If the problem is associated with a lack of organizational alignment that leads to uncertainty about the goals and people's roles in achieving them, then this is a problem associated with planning but still one of “doing things right”.
If the cause of the below par performance is associated with one of the Support or Enabling Functions, be it Sales, Distribution, Pricing, Information systems, Operations, HR or Finance etc, one has to determine whether the origin of the problem is within the power of the enterprise to correct or totally outside the enterprise's ability to influence. If the former, the solution may be a combination of “doing the right thing” and “doing things right”.
The belief that strategic plans , once formulated, are immutable is an outdated one. The goal might remain the same but the organization needs to be responsive to wind changes and make the necessary course corrections. And as an engineering friend of mine says – it's easier to change direction when you are moving than when you are standing still.

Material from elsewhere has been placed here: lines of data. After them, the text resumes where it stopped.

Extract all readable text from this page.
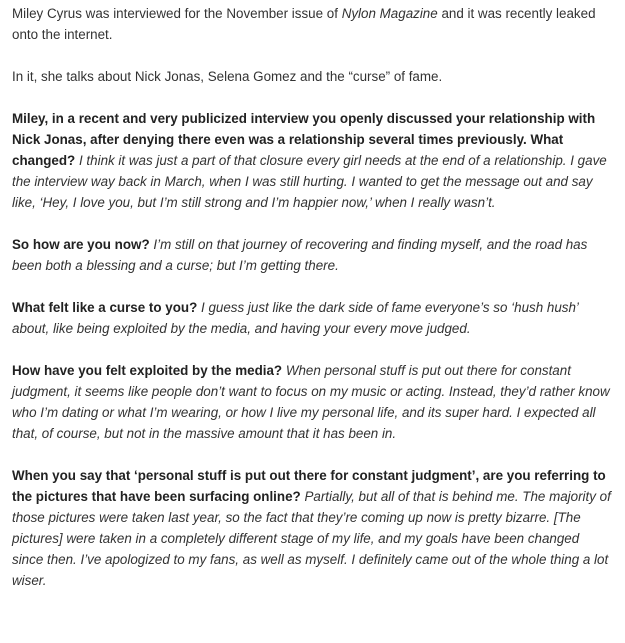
Miley Cyrus was interviewed for the November issue of Nylon Magazine and it was recently leaked onto the internet.

In it, she talks about Nick Jonas, Selena Gomez and the “curse” of fame.

Miley, in a recent and very publicized interview you openly discussed your relationship with Nick Jonas, after denying there even was a relationship several times previously. What changed? I think it was just a part of that closure every girl needs at the end of a relationship. I gave the interview way back in March, when I was still hurting. I wanted to get the message out and say like, ‘Hey, I love you, but I’m still strong and I’m happier now,’ when I really wasn’t.

So how are you now? I’m still on that journey of recovering and finding myself, and the road has been both a blessing and a curse; but I’m getting there.

What felt like a curse to you? I guess just like the dark side of fame everyone’s so ‘hush hush’ about, like being exploited by the media, and having your every move judged.

How have you felt exploited by the media? When personal stuff is put out there for constant judgment, it seems like people don’t want to focus on my music or acting. Instead, they’d rather know who I’m dating or what I’m wearing, or how I live my personal life, and its super hard. I expected all that, of course, but not in the massive amount that it has been in.

When you say that ‘personal stuff is put out there for constant judgment’, are you referring to the pictures that have been surfacing online? Partially, but all of that is behind me. The majority of those pictures were taken last year, so the fact that they’re coming up now is pretty bizarre. [The pictures] were taken in a completely different stage of my life, and my goals have been changed since then. I’ve apologized to my fans, as well as myself. I definitely came out of the whole thing a lot wiser.
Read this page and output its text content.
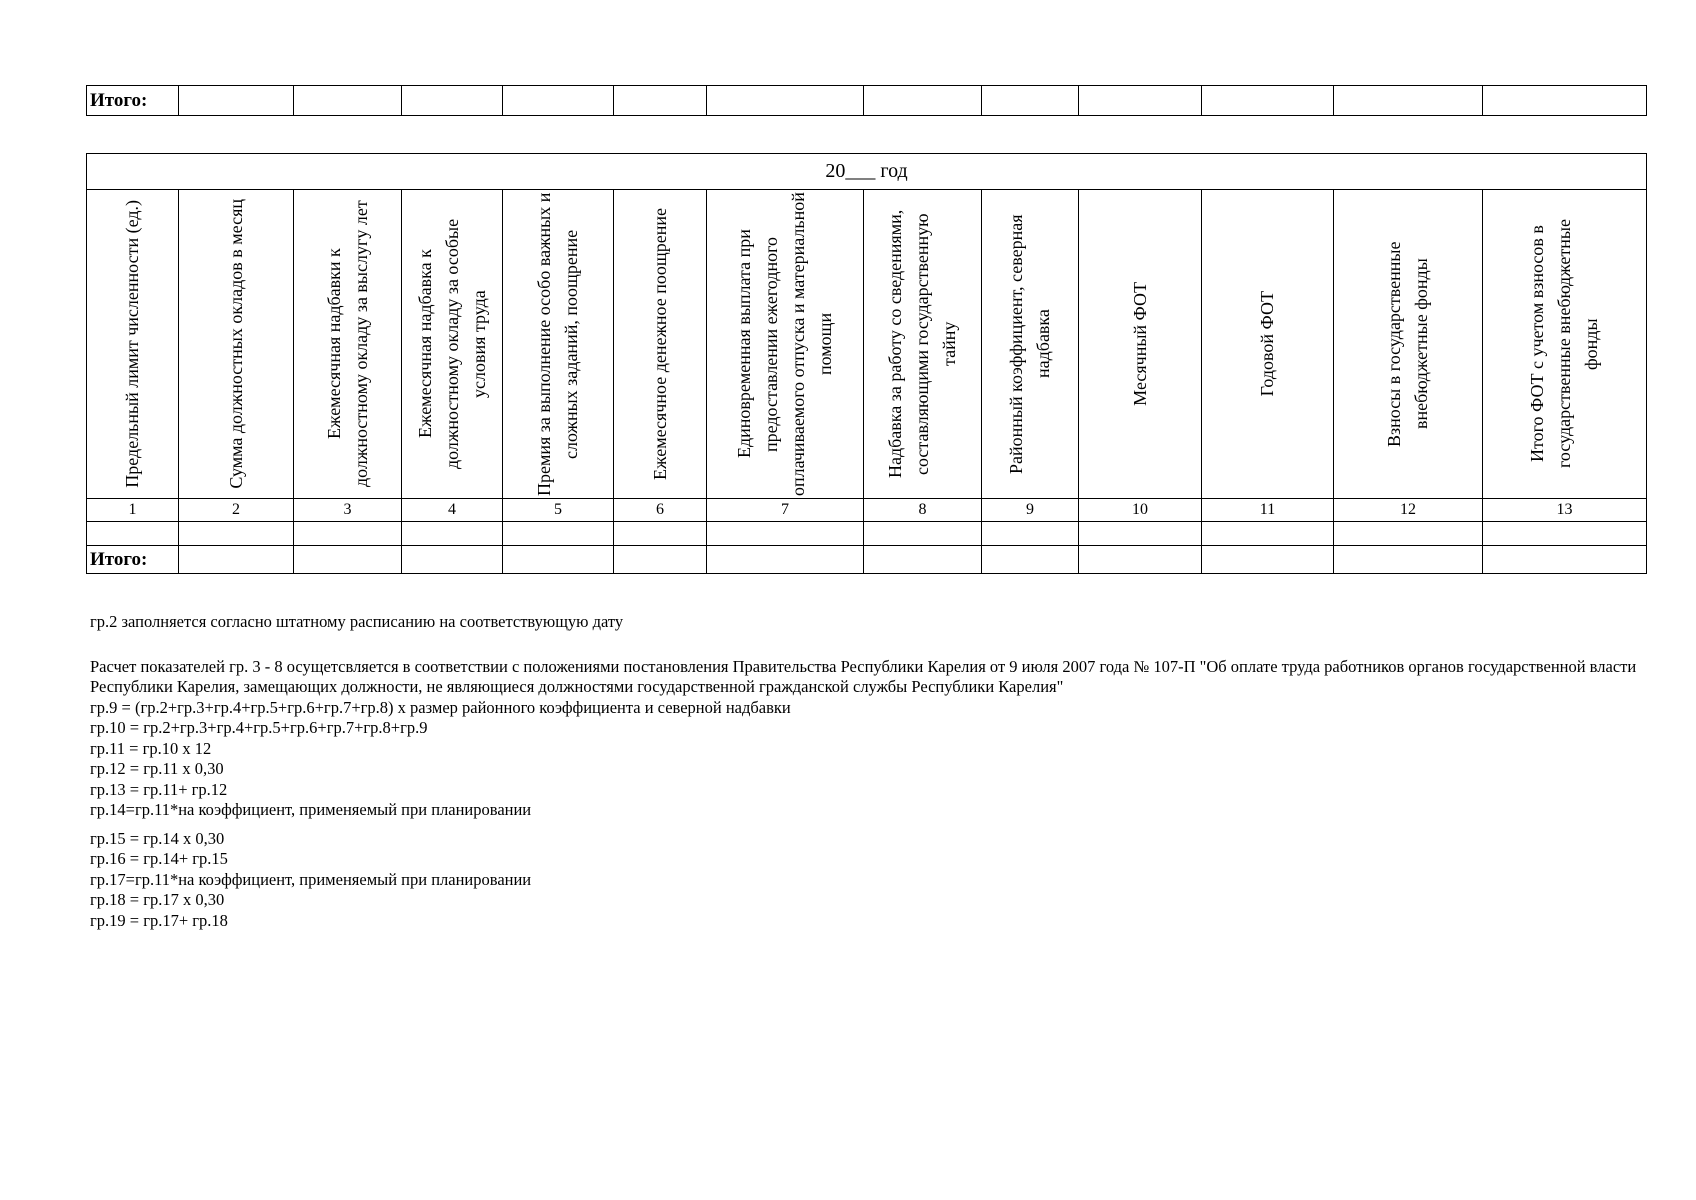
Итого:												
20___ год												

Предельный лимит численности (ед.)	Сумма должностных окладов в месяц	Ежемесячная надбавки к должностному окладу за выслугу лет	Ежемесячная надбавка к должностному окладу за особые условия труда	Премия за выполнение особо важных и сложных заданий, поощрение	Ежемесячное денежное поощрение	Единовременная выплата при предоставлении ежегодного оплачиваемого отпуска и материальной помощи	Надбавка за работу со сведениями, составляющими государственную тайну	Районный коэффициент, северная надбавка	Месячный ФОТ	Годовой ФОТ	Взносы в государственные внебюджетные фонды	Итого ФОТ с учетом взносов в государственные внебюджетные фонды

1	2	3	4	5	6	7	8	9	10	11	12	13

Итого:												

гр.2 заполняется согласно штатному расписанию на соответствующую дату

Расчет показателей гр. 3 - 8 осущетсвляется в соответствии с положениями постановления Правительства Республики Карелия от 9 июля 2007 года № 107-П "Об оплате труда работников органов государственной власти Республики Карелия, замещающих должности, не являющиеся должностями государственной гражданской службы Республики Карелия"

гр.9 = (гр.2+гр.3+гр.4+гр.5+гр.6+гр.7+гр.8) х размер районного коэффициента и северной надбавки

гр.10 = гр.2+гр.3+гр.4+гр.5+гр.6+гр.7+гр.8+гр.9

гр.11 = гр.10 х 12

гр.12 = гр.11 х 0,30

гр.13 = гр.11+ гр.12

гр.14=гр.11*на коэффициент, применяемый при планировании

гр.15 = гр.14 х 0,30

гр.16 = гр.14+ гр.15

гр.17=гр.11*на коэффициент, применяемый при планировании

гр.18 = гр.17 х 0,30

гр.19 = гр.17+ гр.18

Developing the hub of the plan involves making certain assumptions – there will be no major change in exchange rates or no new major direct competitors will enter the market or that finance will be available at a certain interest rate. But what if the cause of the performance being below expectations is that an assumption made at the time of the strategic plan's formulation no longer holds true? What's more – it's a factor over which you have no influence. In these circumstances, you have no alternative but to revise the hub of the plan to account for this particular development. To solely focus on “doing things right” is a recipe for failure because if you are not “doing the right thing” how well you do it is immaterial.
A celebrated example of the need to review the hub of the plan happened to Virgin Australia in 2001 when Ansett collapsed and left Virgin to inherit one half of the aviation duopoly with Qantas. Being the third LCC (low cost carrier) focusing on the leisure market was no longer a tenable long term strategy.
Of course, it's rare that an enterprise's fortunes, good or bad, can be attributed to a single cause. More likely there is a combination of reasons for the change in performance. But they have to lie in three broad areas. If it's in the area of execution, then the answer is to do better what you already do – “do things right”. If the problem lies in the Support and Enabling Functions, it is likely to be a combination of “doing the right thing” and “doing things right”. If the cause is traced right back to the hub of the plan, then each component of the hub requires reassessment to make sure the organization continues to “do the right thing”.
Taking the time to adopt a strategic approach to problem solving will result in much greater clarity of analysis and shorten the odds that the cause will be addressed rather than the symptoms.